1996 Gambian constitutional referendum
| 8 August 1996 |

Results
| Choice | Votes | % |
| Yes | 270,093 | 70.37% |
| No | 113,744 | 29.63% |
| Valid votes | 383,837 | 99.99% |
| Invalid or blank votes | 38 | 0.01% |
| Total votes | 383,875 | 100.00% |
| Registered voters/turnout | 441,732 | 86.9% |

= 1996 Gambian constitutional referendum =

A constitutional referendum was held in the Gambia on 8 August 1996. The new constitution was approved by 70% of voters, with a voter turnout of 87%.

==Background==
Elected president Dawda Jawara was overthrown in a military coup led by Yahya Jammeh on 22 July 1994. Following the coup, Jammeh ruled Gambia by decree as head of the Armed Forces Provisional Ruling Council, with all political activity banned. He promised a return to civilian rule within four years, and a constitution was drawn up following a controversial consultation process.

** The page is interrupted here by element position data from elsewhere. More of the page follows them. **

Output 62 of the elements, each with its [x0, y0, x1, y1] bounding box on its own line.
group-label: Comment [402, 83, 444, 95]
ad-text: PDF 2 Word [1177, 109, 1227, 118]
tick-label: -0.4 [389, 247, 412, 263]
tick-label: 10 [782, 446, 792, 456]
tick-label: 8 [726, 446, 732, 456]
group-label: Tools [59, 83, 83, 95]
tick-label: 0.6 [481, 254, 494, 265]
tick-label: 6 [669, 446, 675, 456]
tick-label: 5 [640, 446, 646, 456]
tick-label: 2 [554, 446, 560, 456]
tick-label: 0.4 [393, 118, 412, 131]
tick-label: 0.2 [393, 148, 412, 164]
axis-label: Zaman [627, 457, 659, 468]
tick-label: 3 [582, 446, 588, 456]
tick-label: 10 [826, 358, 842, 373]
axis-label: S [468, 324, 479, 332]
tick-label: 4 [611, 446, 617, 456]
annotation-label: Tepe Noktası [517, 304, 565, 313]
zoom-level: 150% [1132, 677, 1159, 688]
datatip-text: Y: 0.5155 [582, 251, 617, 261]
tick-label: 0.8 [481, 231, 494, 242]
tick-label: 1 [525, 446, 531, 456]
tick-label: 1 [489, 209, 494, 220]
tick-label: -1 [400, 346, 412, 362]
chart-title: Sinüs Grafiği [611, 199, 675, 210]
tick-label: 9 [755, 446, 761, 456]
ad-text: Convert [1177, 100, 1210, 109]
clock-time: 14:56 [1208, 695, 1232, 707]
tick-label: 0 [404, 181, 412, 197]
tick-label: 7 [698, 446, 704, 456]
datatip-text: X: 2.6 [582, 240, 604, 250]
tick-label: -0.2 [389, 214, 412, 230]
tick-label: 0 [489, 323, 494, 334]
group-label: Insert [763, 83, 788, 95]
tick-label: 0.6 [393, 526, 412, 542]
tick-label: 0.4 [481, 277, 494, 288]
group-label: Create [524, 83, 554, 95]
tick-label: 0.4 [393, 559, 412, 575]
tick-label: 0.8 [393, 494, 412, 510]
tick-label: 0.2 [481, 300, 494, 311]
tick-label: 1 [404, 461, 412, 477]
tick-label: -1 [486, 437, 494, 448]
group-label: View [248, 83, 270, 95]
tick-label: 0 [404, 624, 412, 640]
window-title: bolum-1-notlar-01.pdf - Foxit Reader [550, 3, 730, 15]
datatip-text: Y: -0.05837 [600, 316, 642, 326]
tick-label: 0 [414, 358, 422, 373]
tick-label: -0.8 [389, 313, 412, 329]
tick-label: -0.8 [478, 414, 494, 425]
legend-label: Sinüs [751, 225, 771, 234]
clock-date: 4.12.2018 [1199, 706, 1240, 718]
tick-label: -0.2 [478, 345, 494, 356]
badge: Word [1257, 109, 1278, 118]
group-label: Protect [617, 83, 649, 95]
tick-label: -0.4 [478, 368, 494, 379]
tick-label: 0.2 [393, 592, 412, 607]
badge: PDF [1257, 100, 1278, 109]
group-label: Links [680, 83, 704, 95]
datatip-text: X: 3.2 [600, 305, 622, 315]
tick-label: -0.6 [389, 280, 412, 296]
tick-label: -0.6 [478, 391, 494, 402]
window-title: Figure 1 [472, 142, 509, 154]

The new constitution allowed for multiparty elections, an unlimited number of five year presidential terms and lowered the voting age from 21 to 18.

==Results==

| Choice | Votes | % |
| For | 270,093 | 70.36 |
| Against | 113,744 | 29.64 |
| Invalid/blank votes | 38 | – |
| Total | 383,875 | 100 |
| Registered voters/turnout | 441,732 | 86.90 |
Source: Direct Democracy

==Aftermath==
Presidential elections were held in August 1996, which were won by Jammeh (despite him denying that he would stand until shortly before the election). In January 1997, parliamentary elections were held and won by Jammeh's Alliance for Patriotic Reorientation and Construction.